On Correlation of Features Extracted by Deep Neural Networks

Redundancy in deep neural network (DNN) models has always been one of their most intriguing and important properties. DNNs have been shown to overparameterize, or extract a lot of redundant features. In this work, we explore the impact of size (both width and depth), activation function, and weight initialization on the susceptibility of deep neural network models to extract redundant features. To estimate the number of redundant features in each layer, all the features of a given layer are hierarchically clustered according to their relative cosine distances in feature space and a set threshold. It is shown that both network size and activation function are the two most important components that foster the tendency of DNNs to extract redundant features. The concept is illustrated using deep multilayer perceptron and convolutional neural networks on MNIST digits recognition and CIFAR-10 dataset, respectively.

Diversity Regularized Adversarial Learning

The two key players in Generative Adversarial Networks (GANs), the discriminator and generator, are usually parameterized as deep neural networks (DNNs). On many generative tasks, GANs achieve state-of-the-art performance but are often unstable to train and sometimes miss modes. A typical failure mode is the collapse of the generator to a single parameter configuration where its outputs are identical. When this collapse occurs, the gradient of the discriminator may point in similar directions for many similar points. We hypothesize that some of these shortcomings are in part due to primitive and redundant features extracted by discriminator and this can easily make the training stuck. We present a novel approach for regularizing adversarial models by enforcing diverse feature learning. In order to do this, both generator and discriminator are regularized by penalizing both negatively and positively correlated features according to their differentiation and based on their relative cosine distances. In addition to the gradient information from the adversarial loss made available by the discriminator, diversity regularization also ensures that a more stable gradient is provided to update both the generator and discriminator. Results indicate our regularizer enforces diverse features, stabilizes training, and improves image synthesis.

Building Efficient ConvNets using Redundant Feature Pruning

This paper presents an efficient technique to prune deep and/or wide convolutional neural network models by eliminating redundant features (or filters). Previous studies have shown that over-sized deep neural network models tend to produce a lot of redundant features that are either shifted version of one another or are very similar and show little or no variations; thus resulting in filtering redundancy. We propose to prune these redundant features along with their connecting feature maps according to their differentiation and based on their relative cosine distances in the feature space, thus yielding smaller network size with reduced inference costs and competitive performance. We empirically show on select models and CIFAR-10 dataset that inference costs can be reduced by 40% for VGG-16, 27% for ResNet-56, and 39% for ResNet-110.

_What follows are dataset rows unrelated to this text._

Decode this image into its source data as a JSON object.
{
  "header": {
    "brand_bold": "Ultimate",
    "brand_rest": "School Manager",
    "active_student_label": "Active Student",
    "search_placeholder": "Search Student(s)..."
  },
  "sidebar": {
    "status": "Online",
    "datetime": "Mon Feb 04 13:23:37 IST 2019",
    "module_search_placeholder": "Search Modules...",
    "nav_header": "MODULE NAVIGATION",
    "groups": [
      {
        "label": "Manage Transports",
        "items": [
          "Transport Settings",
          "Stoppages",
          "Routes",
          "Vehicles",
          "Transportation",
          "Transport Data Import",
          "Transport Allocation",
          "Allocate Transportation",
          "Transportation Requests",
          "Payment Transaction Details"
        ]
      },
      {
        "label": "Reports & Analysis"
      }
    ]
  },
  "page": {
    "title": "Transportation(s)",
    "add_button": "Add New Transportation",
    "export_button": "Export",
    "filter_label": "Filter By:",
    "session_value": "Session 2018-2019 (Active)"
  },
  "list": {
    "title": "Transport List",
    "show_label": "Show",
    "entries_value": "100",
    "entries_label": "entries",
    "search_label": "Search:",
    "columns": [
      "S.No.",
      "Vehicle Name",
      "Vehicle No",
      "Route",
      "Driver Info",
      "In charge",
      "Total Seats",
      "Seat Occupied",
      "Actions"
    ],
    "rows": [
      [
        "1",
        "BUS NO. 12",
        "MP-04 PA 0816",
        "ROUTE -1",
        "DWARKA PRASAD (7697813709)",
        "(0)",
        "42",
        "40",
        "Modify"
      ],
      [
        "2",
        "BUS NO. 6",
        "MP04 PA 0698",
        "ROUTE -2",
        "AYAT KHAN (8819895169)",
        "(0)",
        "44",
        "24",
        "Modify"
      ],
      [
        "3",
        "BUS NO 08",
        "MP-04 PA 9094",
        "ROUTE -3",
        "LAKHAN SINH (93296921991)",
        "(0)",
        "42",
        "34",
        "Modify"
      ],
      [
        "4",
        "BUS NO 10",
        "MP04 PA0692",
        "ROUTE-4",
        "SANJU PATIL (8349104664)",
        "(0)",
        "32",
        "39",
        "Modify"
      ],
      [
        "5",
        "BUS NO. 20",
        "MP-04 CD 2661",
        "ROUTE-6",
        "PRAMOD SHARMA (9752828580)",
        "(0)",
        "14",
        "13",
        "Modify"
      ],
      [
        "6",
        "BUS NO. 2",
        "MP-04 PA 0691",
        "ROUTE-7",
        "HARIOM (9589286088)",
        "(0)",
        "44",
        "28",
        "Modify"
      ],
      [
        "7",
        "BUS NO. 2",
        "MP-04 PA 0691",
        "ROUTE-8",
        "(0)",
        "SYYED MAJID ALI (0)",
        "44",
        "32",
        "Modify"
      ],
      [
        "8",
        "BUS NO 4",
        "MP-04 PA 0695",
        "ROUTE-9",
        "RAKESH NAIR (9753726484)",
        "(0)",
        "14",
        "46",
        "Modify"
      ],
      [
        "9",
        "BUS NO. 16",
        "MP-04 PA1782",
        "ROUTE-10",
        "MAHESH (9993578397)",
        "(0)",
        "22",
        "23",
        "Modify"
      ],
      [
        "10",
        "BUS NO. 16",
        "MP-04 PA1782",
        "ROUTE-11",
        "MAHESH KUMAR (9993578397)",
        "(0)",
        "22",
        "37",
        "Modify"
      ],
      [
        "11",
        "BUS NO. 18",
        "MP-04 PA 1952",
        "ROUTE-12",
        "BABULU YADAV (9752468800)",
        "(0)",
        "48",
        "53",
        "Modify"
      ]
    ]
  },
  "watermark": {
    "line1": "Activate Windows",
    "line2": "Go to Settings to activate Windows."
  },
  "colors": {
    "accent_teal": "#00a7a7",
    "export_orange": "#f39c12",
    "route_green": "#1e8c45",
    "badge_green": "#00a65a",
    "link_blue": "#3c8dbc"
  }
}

Deep Learning of Constrained Autoencoders for Enhanced Understanding of Data

Unsupervised feature extractors are known to perform an efficient and discriminative representation of data. Insight into the mappings they perform and human ability to understand them, however, remain very limited. This is especially prominent when multilayer deep learning architectures are used. This paper demonstrates how to remove these bottlenecks within the architecture of Nonnegativity Constrained Autoencoder (NCSAE). It is shown that by using both L1 and L2 regularization that induce nonnegativity of weights, most of the weights in the network become constrained to be nonnegative thereby resulting into a more understandable structure with minute deterioration in classification accuracy. Also, this proposed approach extracts features that are more sparse and produces additional output layer sparsification. The method is analyzed for accuracy and feature interpretation on the MNIST data, the NORB normalized uniform object data, and the Reuters text categorization dataset.

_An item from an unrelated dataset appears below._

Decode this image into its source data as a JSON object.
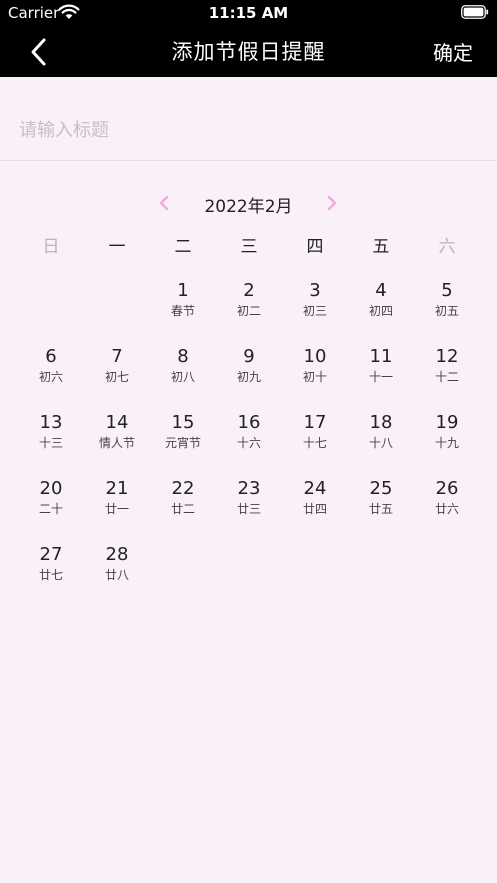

Deep Learning of Part-based Representation of Data Using Sparse Autoencoders with Nonnegativity Constraints

We demonstrate a new deep learning autoencoder network, trained by a nonnegativity constraint algorithm (NCAE), that learns features which show part-based representation of data. The learning algorithm is based on constraining negative weights. The performance of the algorithm is assessed based on decomposing data into parts and its prediction performance is tested on three standard image data sets and one text dataset. The results indicate that the nonnegativity constraint forces the autoencoder to learn features that amount to a part-based representation of data, while improving sparsity and reconstruction quality in comparison with the traditional sparse autoencoder and Nonnegative Matrix Factorization. It is also shown that this newly acquired representation improves the prediction performance of a deep neural network.